Genoa Postcard: A Tale Of Modern Sailors, Echos Of The Ancient Mariner

Many seafarers are hired and fired every seven months. Some keep up this lifestyle for 40 years while sailing the world. Some of those who'd recently docked in the Italian port city of Genoa, share a taste of their travels that are connected to a long history of a seafaring life.

A sailor smokes a cigarette on the hydrofoil Procida

A sailor on the hydrofoil Procida in Italy

Daniele Frediani/Mondadori Portfolio via ZUMA Press
Paolo Griseri

GENOA — Cristina did it to escape after a tough breakup. Luigi because he dreamed of adventures and the South Seas. Marianna embarked just “before the refrigerator factory where I worked went out of business. I’m one of the few who got severance pay.”

To hear their stories, you have to go to the canteen on Via Albertazzi, in Italy's northern port city of Genoa, across from the ferry terminal. The place has excellent minestrone soup and is decorated with models of the ships that have made the port’s history.

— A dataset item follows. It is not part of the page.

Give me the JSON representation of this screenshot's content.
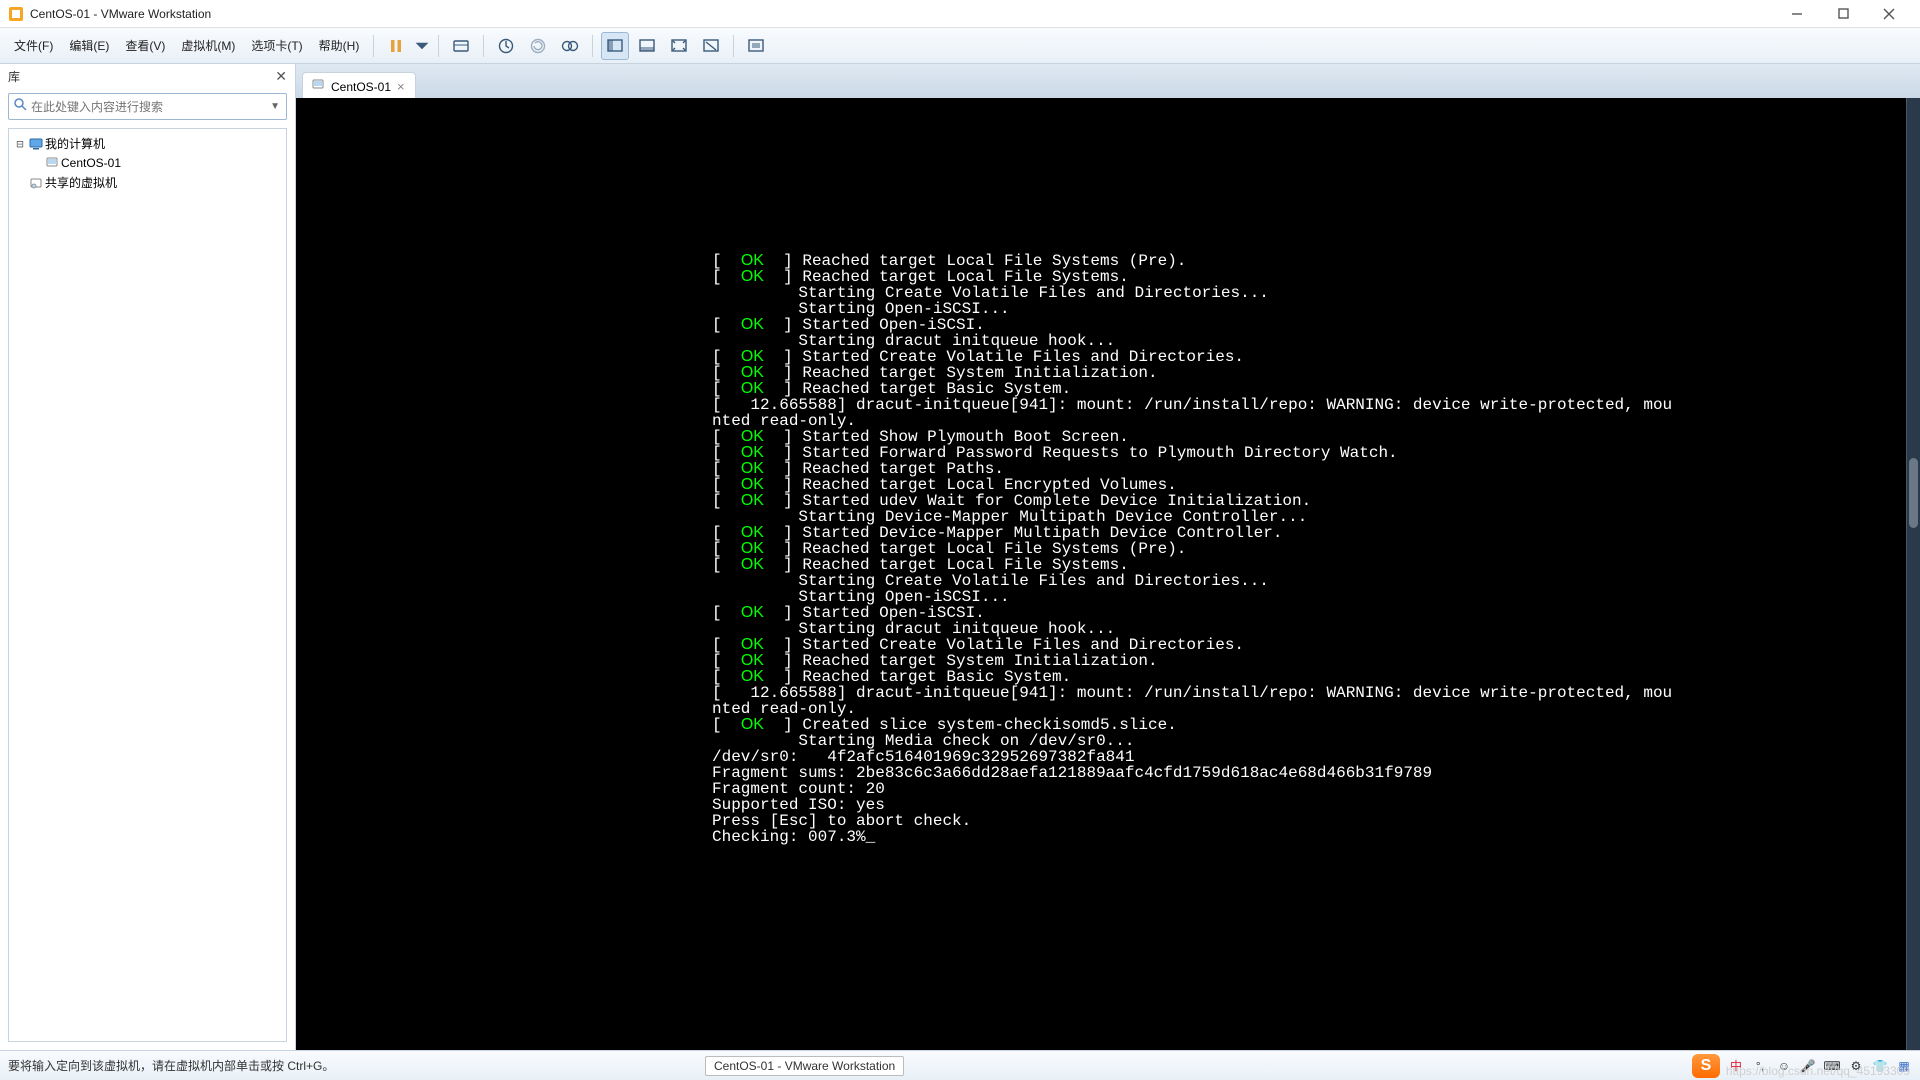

There are 38,000 Italian professional sailors, many of whom work here in Genoa, a historic port of call that today is the country's second largest after Trieste on the east coast. Luciano Rotella of the trade union Italian Federation of Transport Workers says the official number of maritime workers is far lower than the reality, which contains a tangle of different laws, regulations, contracts and ethnicities — not to mention ancient remnants of harsh battles between shipowners and crews.

The result is that today it is not so easy to know how many people sail, nor their nationalities.

What is certain is that every six to seven months, the Italian mariner disembarks the ship and is dismissed: they take severance pay and after waits for the next call. Andrea has been sailing for more than 20 years: “When I started out, to those who told us we were earning good money, I replied that I had a precarious life: every landing was a dismissal.”